Otros temían una competencia letal para los barcos que cruzan el canal, la aparición de hordas de camiones en la campiña inglesa o una quiebra de la empresa explotadora, Eurotunnel. Las hipótesis más dramáticas eran las relativas a un hundimiento de galerías subterráneas debido a inundaciones, terremotos, atentados o incendios.

El 10 de febrero de 1986, ocho años antes de la inauguración, el secretario de Estado de Transportes, Nicholas Ridley, se dirigió en estos términos a los diputados escépticos: «¿Llegará la rabia? ¿Nos invadirán los rusos por el túnel? ¿Debe Gran Bretaña seguir siendo una isla?». «Entiendo estos argumentos emocionales pero no creo que sean racionales», agregó.
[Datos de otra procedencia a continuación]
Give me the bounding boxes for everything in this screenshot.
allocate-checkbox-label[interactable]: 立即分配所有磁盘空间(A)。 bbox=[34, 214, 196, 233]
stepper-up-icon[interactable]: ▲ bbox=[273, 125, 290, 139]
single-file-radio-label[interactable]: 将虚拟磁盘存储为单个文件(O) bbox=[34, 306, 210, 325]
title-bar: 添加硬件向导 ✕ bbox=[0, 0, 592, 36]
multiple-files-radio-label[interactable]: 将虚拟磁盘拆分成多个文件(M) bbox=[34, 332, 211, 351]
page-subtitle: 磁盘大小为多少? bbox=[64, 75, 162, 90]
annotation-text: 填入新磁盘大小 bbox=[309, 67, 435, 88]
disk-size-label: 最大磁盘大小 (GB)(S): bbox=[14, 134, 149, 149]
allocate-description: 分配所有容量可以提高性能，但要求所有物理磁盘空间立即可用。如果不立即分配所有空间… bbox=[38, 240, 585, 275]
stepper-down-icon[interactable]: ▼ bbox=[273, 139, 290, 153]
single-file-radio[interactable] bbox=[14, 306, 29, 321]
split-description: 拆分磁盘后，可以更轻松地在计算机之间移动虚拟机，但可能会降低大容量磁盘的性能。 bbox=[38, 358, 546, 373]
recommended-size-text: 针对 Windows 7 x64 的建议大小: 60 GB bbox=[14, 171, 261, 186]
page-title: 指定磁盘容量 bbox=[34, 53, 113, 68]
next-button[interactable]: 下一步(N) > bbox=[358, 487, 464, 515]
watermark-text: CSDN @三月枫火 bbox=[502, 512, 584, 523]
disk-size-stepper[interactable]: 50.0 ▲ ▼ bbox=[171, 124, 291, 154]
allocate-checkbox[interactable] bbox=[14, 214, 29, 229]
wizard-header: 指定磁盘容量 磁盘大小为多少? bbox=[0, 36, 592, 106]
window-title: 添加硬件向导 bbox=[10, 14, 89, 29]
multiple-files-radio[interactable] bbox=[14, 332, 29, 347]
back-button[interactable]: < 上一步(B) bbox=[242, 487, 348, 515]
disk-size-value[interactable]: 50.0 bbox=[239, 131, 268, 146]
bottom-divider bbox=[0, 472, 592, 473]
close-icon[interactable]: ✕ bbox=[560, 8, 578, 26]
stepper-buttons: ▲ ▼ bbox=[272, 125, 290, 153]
Escasamente convencidos, algunos diputados propusieron sellar las ventanillas para evitar que viajeros maleducados tiraran sus desechos durante el viaje y atrajeran a zorros u otros animales dañinos.

De hecho, un animal rabioso fue hallado en 1996 en una playa del sur de Inglaterra. Una primicia desde 1922. Los servicios veterinarios establecieron sin embargo que el murciélago ratonero ribereño, una especie común en Europa continental, había cruzado el canal de la Mancha por los aires.

En 1994, John Noulton, director de Comunicación de Eurotunnel, trataba de tranquilizar a las personas con claustrofobia argumentando que aunque el túnel estaba oscuro, las condiciones para los viajeros serían similares a las de una «cabina espaciosa de avión durante la noche».

En octubre de 2012, poco después de los Juegos Olímpicos de Londres que favorecieron los cruces por debajo del canal, se alcanzó la cifra de 300 millones de pasajeros.